Cohen’s grandfather lives at the Tamarac Rehabilitation and Health Center, where they have about 46 residents. On July 14, he received a memo informing him that the center now has a COVID-19 isolation unit with 50 beds for COVID-positive patients coming in starting July 20, from hospitals within a two-hour radius.

"The wonderful caregivers there have done such a fabulous job of not having any kind of wide spread of the virus, that now they are willingly bringing it in to the buildling," Cohen said.

The residents won’t comingle, the memo adds, but it doesn’t explain how they can guarantee that the coronavirus won’t spread.

So far, two residents of the Tamarac facility who had COVID-19 have died since the pandemic started. That’s according to the Florida Department of Health. It’s had six positive residents and 10 positive staff members. These numbers are fewer than those reported at other isolation centers.

An attempt to reach the Tamarac Rehab's administrator to ask about the plans to safeguard all the residents led to a voice mail. 

"I'm sorry to take your call at this moment. Please leave me a brief voice message and I will get back to you at my earliest convenience," the recording said.
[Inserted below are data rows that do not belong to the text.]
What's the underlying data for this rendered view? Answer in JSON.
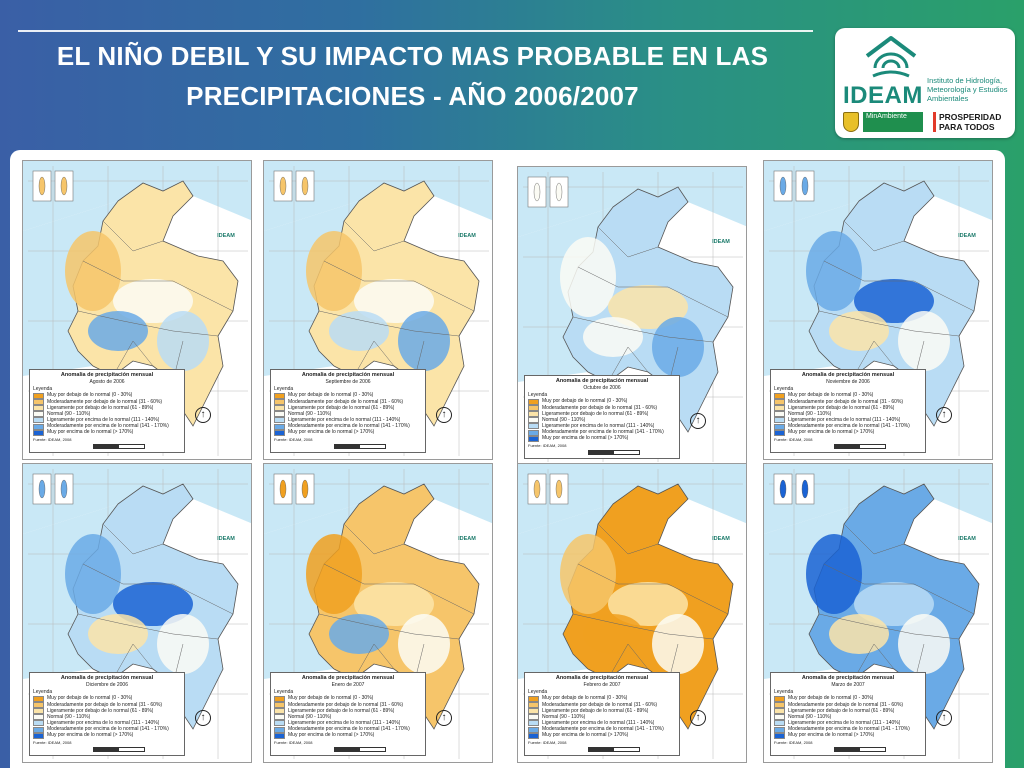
{
  "header": {
    "title_line1": "EL NIÑO DEBIL Y SU IMPACTO MAS PROBABLE EN LAS",
    "title_line2": "PRECIPITACIONES - AÑO 2006/2007"
  },
  "logo": {
    "name": "IDEAM",
    "description": "Instituto de Hidrología, Meteorología y Estudios Ambientales",
    "ministry": "MinAmbiente",
    "slogan": "PROSPERIDAD PARA TODOS"
  },
  "colors": {
    "dry_strong": "#f0a020",
    "dry_moderate": "#f6c56a",
    "dry_light": "#fbe4a8",
    "normal": "#fbfbf4",
    "wet_light": "#b9dcf4",
    "wet_moderate": "#6aaae6",
    "wet_strong": "#1a63d4",
    "sea": "#c9e8f6"
  },
  "legend": {
    "title": "Anomalia de precipitación mensual",
    "heading": "Leyenda",
    "source": "Fuente: IDEAM, 2008",
    "categories": [
      "Muy por debajo de lo normal (0 - 30%)",
      "Moderadamente por debajo de lo normal (31 - 60%)",
      "Ligeramente por debajo de lo normal (61 - 89%)",
      "Normal (90 - 110%)",
      "Ligeramente por encima de lo normal (111 - 140%)",
      "Moderadamente por encima de lo normal (141 - 170%)",
      "Muy por encima de lo normal (> 170%)"
    ]
  },
  "maps": [
    {
      "month": "Agosto de 2006",
      "dominant": "dry_light",
      "patches": [
        "dry_moderate",
        "normal",
        "wet_light",
        "wet_moderate"
      ]
    },
    {
      "month": "Septiembre de 2006",
      "dominant": "dry_light",
      "patches": [
        "dry_moderate",
        "normal",
        "wet_moderate",
        "wet_light"
      ]
    },
    {
      "month": "Octubre de 2006",
      "dominant": "wet_light",
      "patches": [
        "normal",
        "dry_light",
        "wet_moderate",
        "normal"
      ]
    },
    {
      "month": "Noviembre de 2006",
      "dominant": "wet_light",
      "patches": [
        "wet_moderate",
        "wet_strong",
        "normal",
        "dry_light"
      ]
    },
    {
      "month": "Diciembre de 2006",
      "dominant": "wet_light",
      "patches": [
        "wet_moderate",
        "wet_strong",
        "normal",
        "dry_light"
      ]
    },
    {
      "month": "Enero de 2007",
      "dominant": "dry_moderate",
      "patches": [
        "dry_strong",
        "dry_light",
        "normal",
        "wet_moderate"
      ]
    },
    {
      "month": "Febrero de 2007",
      "dominant": "dry_strong",
      "patches": [
        "dry_moderate",
        "dry_light",
        "normal",
        "dry_strong"
      ]
    },
    {
      "month": "Marzo de 2007",
      "dominant": "wet_moderate",
      "patches": [
        "wet_strong",
        "wet_light",
        "normal",
        "dry_light"
      ]
    }
  ]
}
Followed by, "sorry, there is no space for recording in this mailbox."

Mary Mayhew, the secretary of AHCA, reassured reporters in Tallahassee about isolation centers at a press conference Tuesday.

"The isolation centers. The federal government has referred to what we've done as an absolute model that we've been able to appropriately provide the right level of care so that hospitals could provide that warm handoff that discharge to these isolation centers," she said. 

AHCA told Danielle Cohen that the last time AHCA came to inspect the center was July 2, and that’s 18 days before the COVID section opened. AHCA has not responded to WLRN about supervising these facilities.

Correction note: The audio version of this story incorrectly identifies Tamarac Rehab as having told Danielle Cohen that the most recent inspection was on July 2. It was AHCA that informed her of this, not Tamarac Rehab.